18. Real world use case:
Word counting
Read a simple file format
Count the occurrence of every word in the file
Output a list of all words and their counts
19. doc_id text
doc01 A rain shadow is a dry area on the lee back side
doc02 This sinking, dry air produces a rain shadow, or
doc03 A rain shadow is an area of dry land that lies on
doc04 This is known as the rain shadow effect and is the
doc05 Two Women. Secrets. A Broken Land. [DVD Australia]
Newline-delimited entries
ID and text fields, separated by tabs
Plan: Split lines into words and count them over each line
20. Flow I/O
Tap docTap = new Hfs(new TextDelimited(true, "t"), docPath);
Tap wcTap = new Hfs(new TextDelimited(true, "t"), wcPath);
No surprises here:
docTap reads a file from HDFS
wcTap will write the results to a different HDFS file
21. File parsing
Fields token = new Fields("token");
Fields text = new Fields("text");
RegexSplitGenerator splitter =
new RegexSplitGenerator(token, "[ [](),.]");
Pipe docPipe = new Each("token", text, splitter, Fields.RESULTS);
Fields are names for the tuple elements
RegexSplitGenerator applies the regex to input and
yields matches under the “token” field
docPipe takes each “token” generated by the splitter
and outputs them
22. Count the tokens (words)
Pipe wcPipe = new Pipe("wc", docPipe);
wcPipe = new GroupBy(wcPipe, token);
wcPipe = new Every(wcPipe, Fields.ALL, new Count(), Fields.ALL);
wcPipe connects to docPipe, using it for input
Fit a GroupBy function onto wcPipe, grouping by the
token field (the actual words)
for every tuple in wcPipe (every word), count each
occurrence and output the result
23. Create and run the flow
FlowDef flowDef = FlowDef.flowDef()
.setName("wc")
.addSource(docPipe, docTap)
.addTailSink(wcPipe, wcTap);
Flow wcFlow = flowConnector.connect(flowDef).complete();
Define a new flow with name “wc”
Feed the docTap (the original text file) into the
docPipe
Feed the wcTap (the output word counts) into the
wcPipe
Connect to the flowConnector (Hadoop) and go!
24. Cascading flow
100% Java
Databases and processing
are behind class
abstractions
Automatically scalable
Easily testable
26. Testing
Create flows entirely in code on a local machine
Write tests for controlled sample data sets
Run tests as regular old Java without needing access
to actual Hadoopery or databases
Local machine and CI testing are easy!
27. Reusability
Pipe assemblies are designed for reuse
Once created and tested, use them in other flows
Write logic to do something only once
This is *essential* for data integrity as well as
good programming
28. Common code base
Infrastructure writes MR-type jobs in Cascading,
warehouse writes data manipulations in Cascading
Everybody uses the same terms and same tech
Teams understand each other’s code
Can be modified by anyone, not just tool experts
29. Simpler stack
Cascading creates DAG of dependent jobs for us
Removes most of the need for Oozie (ew)
Keeps track of where a flow fails and can rerun from
that point on failure
31. Some bad news
JVM, which means Java (or Scala (or CLOJURE :) :)

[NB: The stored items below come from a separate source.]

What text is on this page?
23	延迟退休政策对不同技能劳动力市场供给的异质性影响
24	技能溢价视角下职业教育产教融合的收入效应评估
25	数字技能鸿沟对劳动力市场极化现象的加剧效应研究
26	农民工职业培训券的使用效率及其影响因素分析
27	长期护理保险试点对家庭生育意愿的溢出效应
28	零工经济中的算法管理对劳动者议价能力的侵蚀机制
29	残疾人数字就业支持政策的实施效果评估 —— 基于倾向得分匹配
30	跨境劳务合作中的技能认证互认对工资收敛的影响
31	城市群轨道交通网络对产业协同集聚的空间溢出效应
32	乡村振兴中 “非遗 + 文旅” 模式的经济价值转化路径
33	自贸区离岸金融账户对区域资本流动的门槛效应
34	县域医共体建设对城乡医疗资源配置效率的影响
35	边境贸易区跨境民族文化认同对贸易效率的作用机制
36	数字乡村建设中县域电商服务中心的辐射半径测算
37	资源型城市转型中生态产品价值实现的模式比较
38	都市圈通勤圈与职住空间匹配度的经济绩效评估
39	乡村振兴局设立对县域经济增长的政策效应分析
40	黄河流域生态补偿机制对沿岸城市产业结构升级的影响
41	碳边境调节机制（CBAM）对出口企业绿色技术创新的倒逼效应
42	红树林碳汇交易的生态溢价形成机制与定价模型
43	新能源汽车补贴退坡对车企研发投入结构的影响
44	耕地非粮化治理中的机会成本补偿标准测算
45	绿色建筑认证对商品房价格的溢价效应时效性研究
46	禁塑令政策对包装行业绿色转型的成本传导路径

Argument: Java is the platform for big data, so we
can’t avoid embracing it.
PyCascading uses Jython, which kinda sucks
32. Some other bad news
Doesn’t have job scheduler
Can figure out dependency graph for jobs, but
nothing to run them on a regular interval
We still need Jenkins or quartz
Concurrent is doing proprietary products (read: $)

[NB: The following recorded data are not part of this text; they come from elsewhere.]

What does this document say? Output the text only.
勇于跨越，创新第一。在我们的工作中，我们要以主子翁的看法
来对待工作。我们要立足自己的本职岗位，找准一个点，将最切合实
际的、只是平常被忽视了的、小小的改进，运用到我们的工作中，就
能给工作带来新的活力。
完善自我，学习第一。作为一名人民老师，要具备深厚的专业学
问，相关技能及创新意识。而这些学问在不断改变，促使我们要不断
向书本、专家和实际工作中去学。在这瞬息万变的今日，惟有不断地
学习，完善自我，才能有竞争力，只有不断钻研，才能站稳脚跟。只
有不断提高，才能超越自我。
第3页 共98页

for this kind of thing, but they’re months away
33. Other bad news
No real built-in monitoring
Easy to have a flow report what it has done;
hard to watch it in progress
We’d have to roll our own (but we’d have to do that
anyway, so whatevs)
35. Yes, we should try it.
It’s not everything we need, but it’s a lot
Possibly replace MapReduce and Sqoop
Proven tech; this isn’t bleeding edge work
We need an ETL framework and we don’t have time
to write one from scratch.
36. Let’s prototype a couple of jobs and
see what people other than me think.